HUNT COLUMN: Negaholics know how to needle
Published 10:30 am Wednesday, October 18, 2023
By Cathy Hunt
Retired Troup County teacher and current school board member
You’re enjoying your day, everything’s going your way, then along comes Debbie Downer!” – Saturday Night Live writers.
Rachel Dratch brought life to the Debbie Downer character (wah-wah) on SNL when she was a cast member, and Debbie became such a well-known entity that you can now find her in online dictionaries.
The SNL skits usually featured Debbie at a celebratory event where she would drop depressing nuggets into happy conversations. For example, if a couple were receiving best wishes as they set off on a honeymoon cruise, Debbie would give a detailed account of the current killer hurricane season.
I thought of Debbie recently when I plucked a little book from my shelves and gave it a look. The author is Dr. Cherie Carter-Scott, who has been a corporate and life coach for decades. The book was okay, but what really caught my attention were titles of other books written by Carter-Scott about “Negaholics.” These were published thirty years ago, and I don’t know if the author coined the word, but I had never heard it.
What a great term!
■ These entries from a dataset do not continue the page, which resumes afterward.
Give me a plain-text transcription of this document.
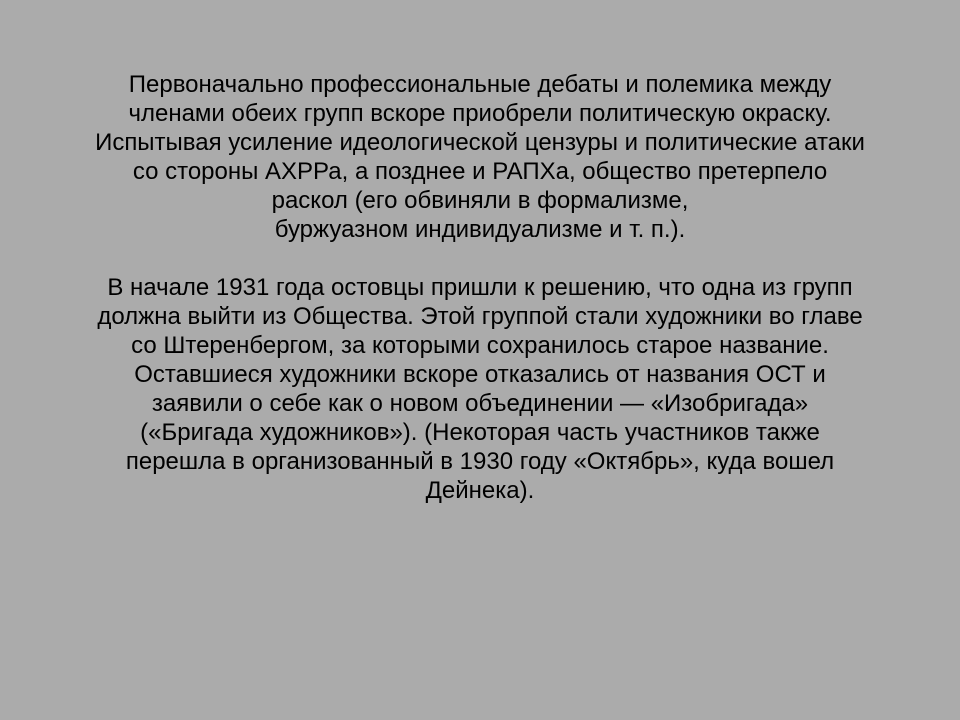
Первоначально профессиональные дебаты и полемика между
членами обеих групп вскоре приобрели политическую окраску.
Испытывая усиление идеологической цензуры и политические атаки
со стороны АХРРа, а позднее и РАПХа, общество претерпело
раскол (его обвиняли в формализме,
буржуазном индивидуализме и т. п.).
В начале 1931 года остовцы пришли к решению, что одна из групп
должна выйти из Общества. Этой группой стали художники во главе
со Штеренбергом, за которыми сохранилось старое название.
Оставшиеся художники вскоре отказались от названия ОСТ и
заявили о себе как о новом объединении — «Изобригада»
(«Бригада художников»). (Некоторая часть участников также
перешла в организованный в 1930 году «Октябрь», куда вошел
Дейнека).
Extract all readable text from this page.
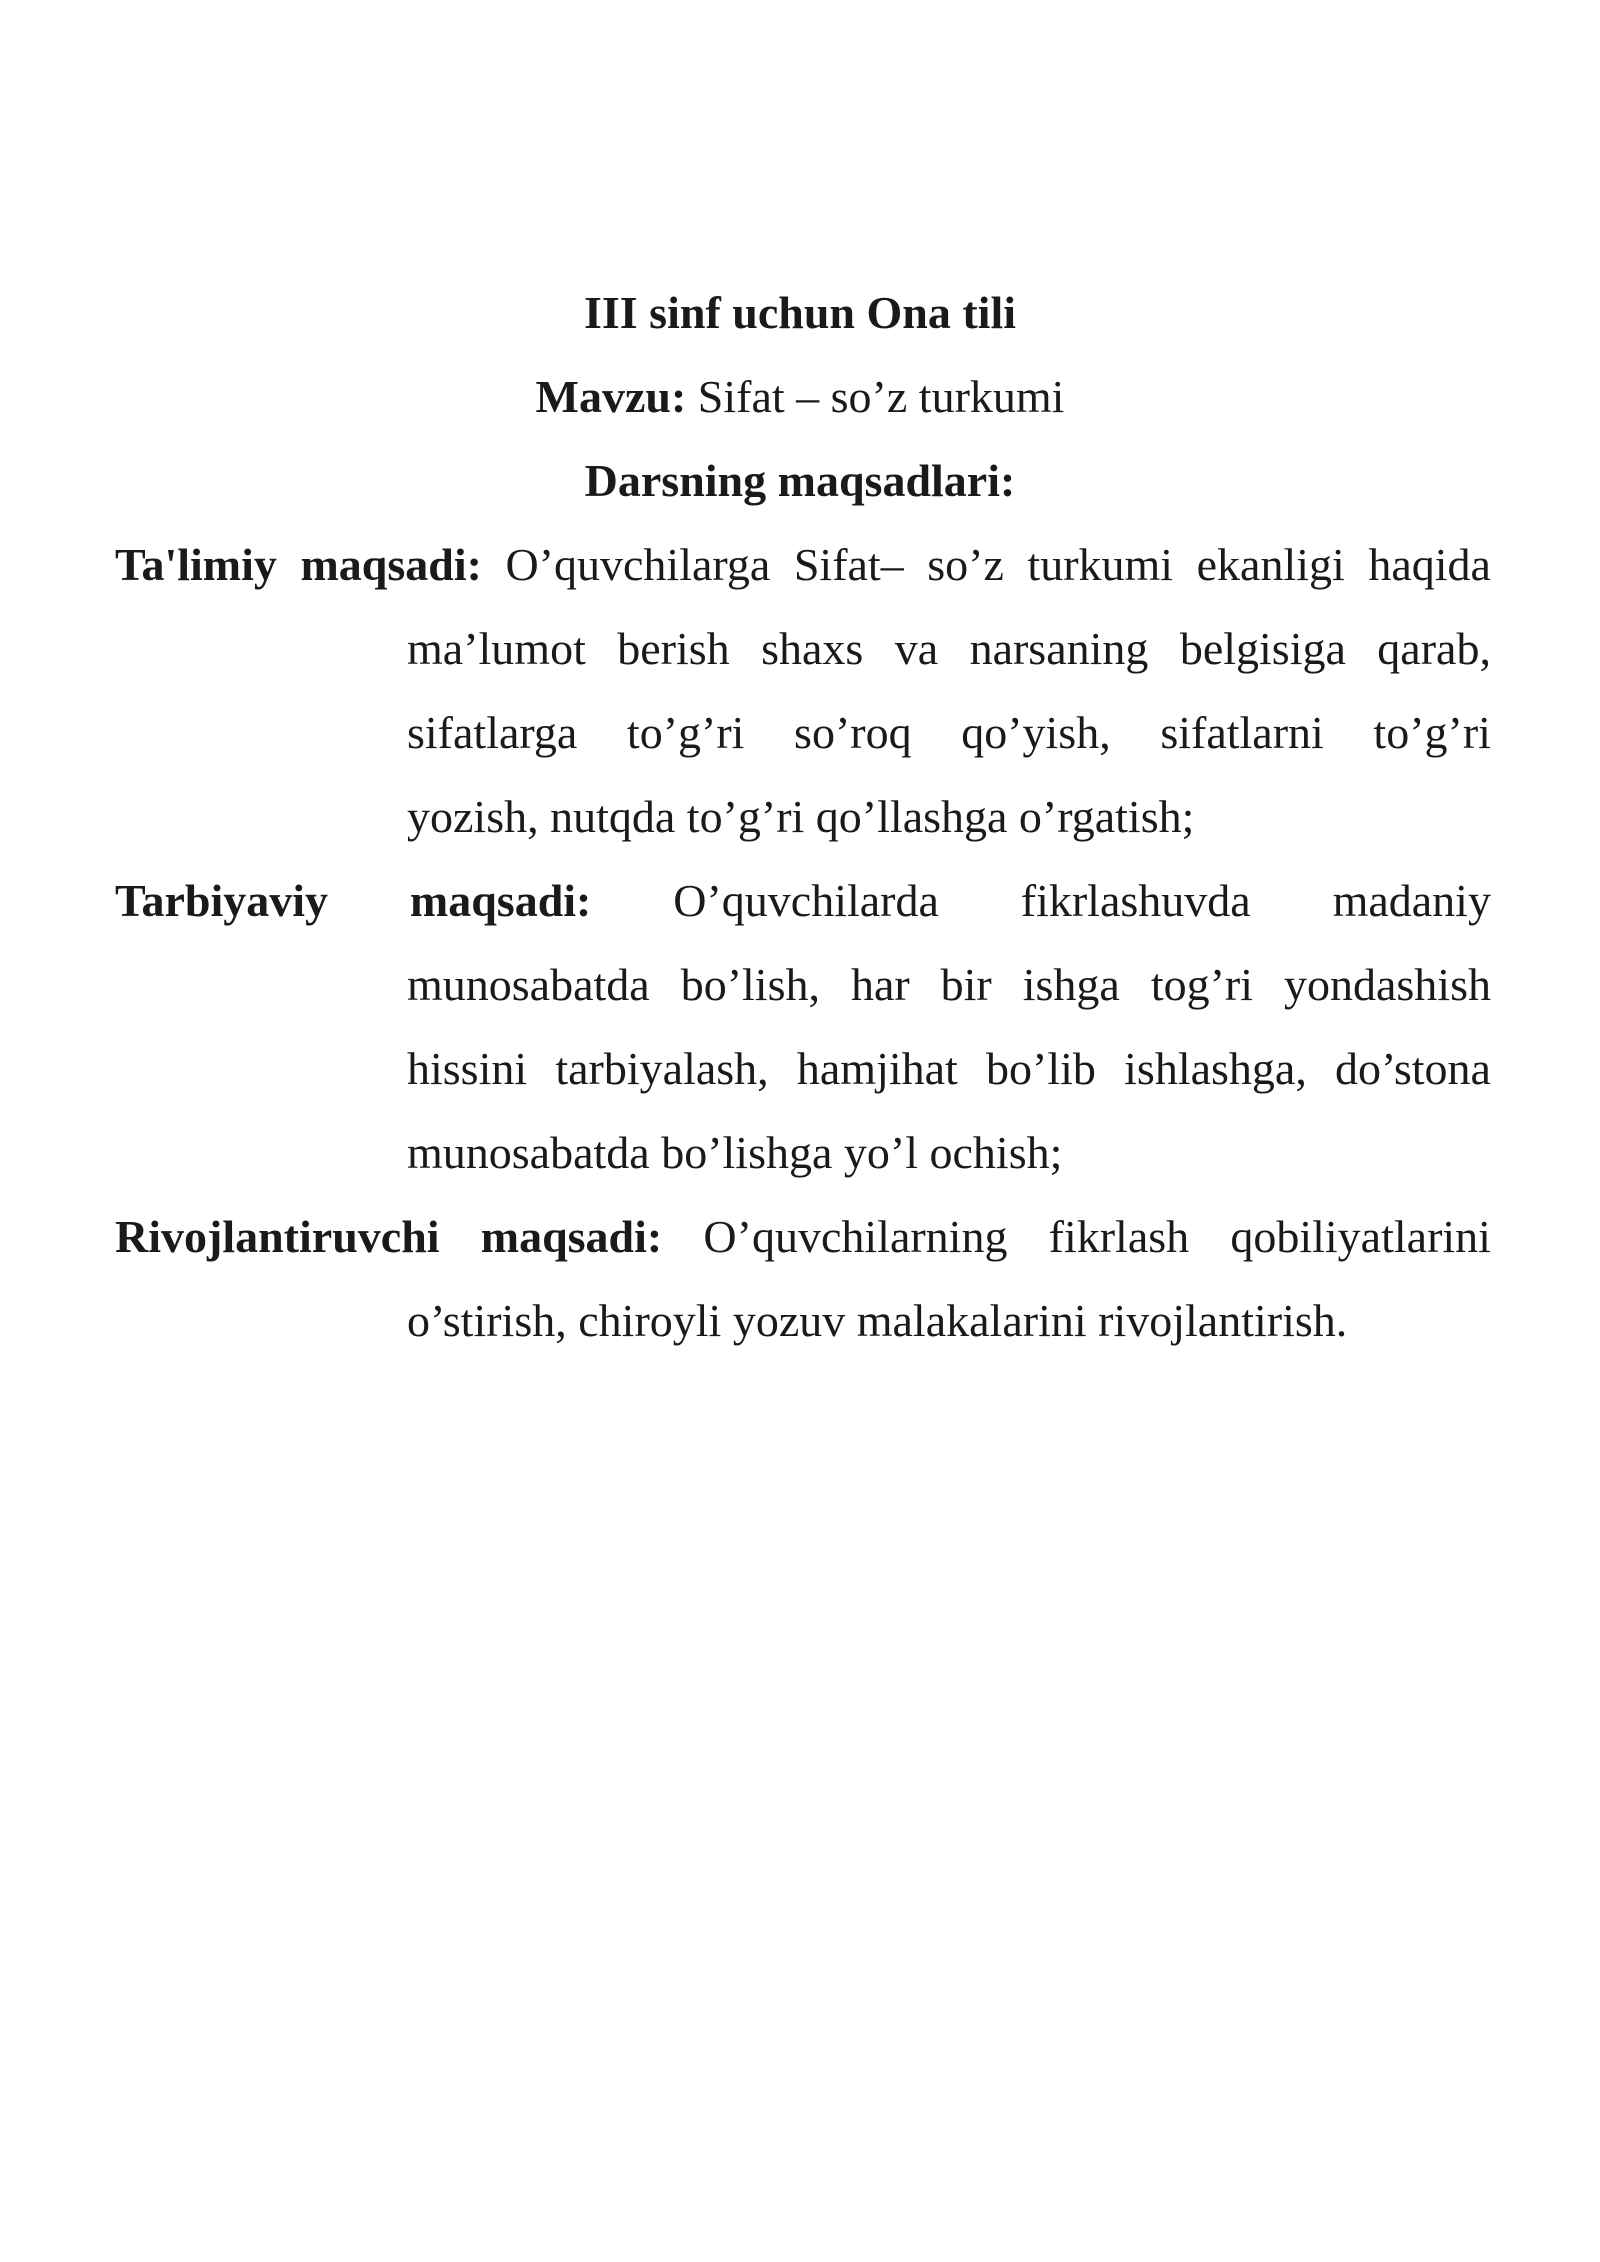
III sinf uchun Ona tili
Mavzu: Sifat – so’z turkumi
Darsning maqsadlari:
Ta'limiy maqsadi: O’quvchilarga Sifat– so’z turkumi ekanligi haqida
ma’lumot berish shaxs va narsaning belgisiga qarab,
sifatlarga to’g’ri so’roq qo’yish, sifatlarni to’g’ri
yozish, nutqda to’g’ri qo’llashga o’rgatish;
Tarbiyaviy maqsadi: O’quvchilarda fikrlashuvda madaniy
munosabatda bo’lish, har bir ishga tog’ri yondashish
hissini tarbiyalash, hamjihat bo’lib ishlashga, do’stona
munosabatda bo’lishga yo’l ochish;
Rivojlantiruvchi maqsadi: O’quvchilarning fikrlash qobiliyatlarini
o’stirish, chiroyli yozuv malakalarini rivojlantirish.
We all know people who are seemingly addicted to being negative, sour and hypercritical. They’re often folks who, though they’d never admit it, have self-esteem issues and make themselves feel better by talking trash about everything and everyone around them. They can be absolutely exhausting.
My dad, at 88, recently moved into assisted living. I asked him if he is making friends and having good conversation at mealtime. He mentioned one particular woman whom he does not care to dine with because she never has a nice word for anyone.
He was appalled when she summoned a staff member to the table to loudly proclaim “This is the worst food I’ve ever eaten.” I wondered if she’s always been this way or has developed a mean streak due to her deteriorating mental facility. He said she seems pretty sharp.
We’ve all known negaholics at our jobs. There was always one or two in every department when I was teaching. They talked negatively about everyone behind their backs, so you knew you were the butt of their comments when you weren’t around. No matter what plan or directive leadership put forth, there was something wrong with it. They’re toxic to the environment. When I had the opportunity to speak to the school system at the back-to-school kickoff last year, my number one piece of advice was to “surround yourself with positive people.” It’s good for your mental health and your personal effectiveness.
Of course, social media is a vast playground for negaholics. I unfriend people who do nothing but gripe on Facebook. There are particular commenters who come out of the woodwork whenever the school system makes an announcement. Take, for instance, an inclement weather decision. If school is cancelled, these parents will raise Cain about it being a stupid inconvenience. But if school is not called off, the same people will rant about how that is a terrible decision and that their children will be in peril. These are folks who never post a congratulatory comment on the many occasions when good news is posted.
Board meetings are the same way. Complainers will show up en masse if they’re mad about something. Otherwise they’ll never darken the door. Negaholics everywhere can get mighty self-righteous without knowing all the facts.
I’m not advocating for living like a blissfully ignorant Pollyanna behind rose-colored glasses. That’s not the same thing as putting way more positivity, encouragement, and praise out into the world than Debbie Downer drivel. Have I been griping about Negaholics? Oops. I’ll say no more, except have a great day!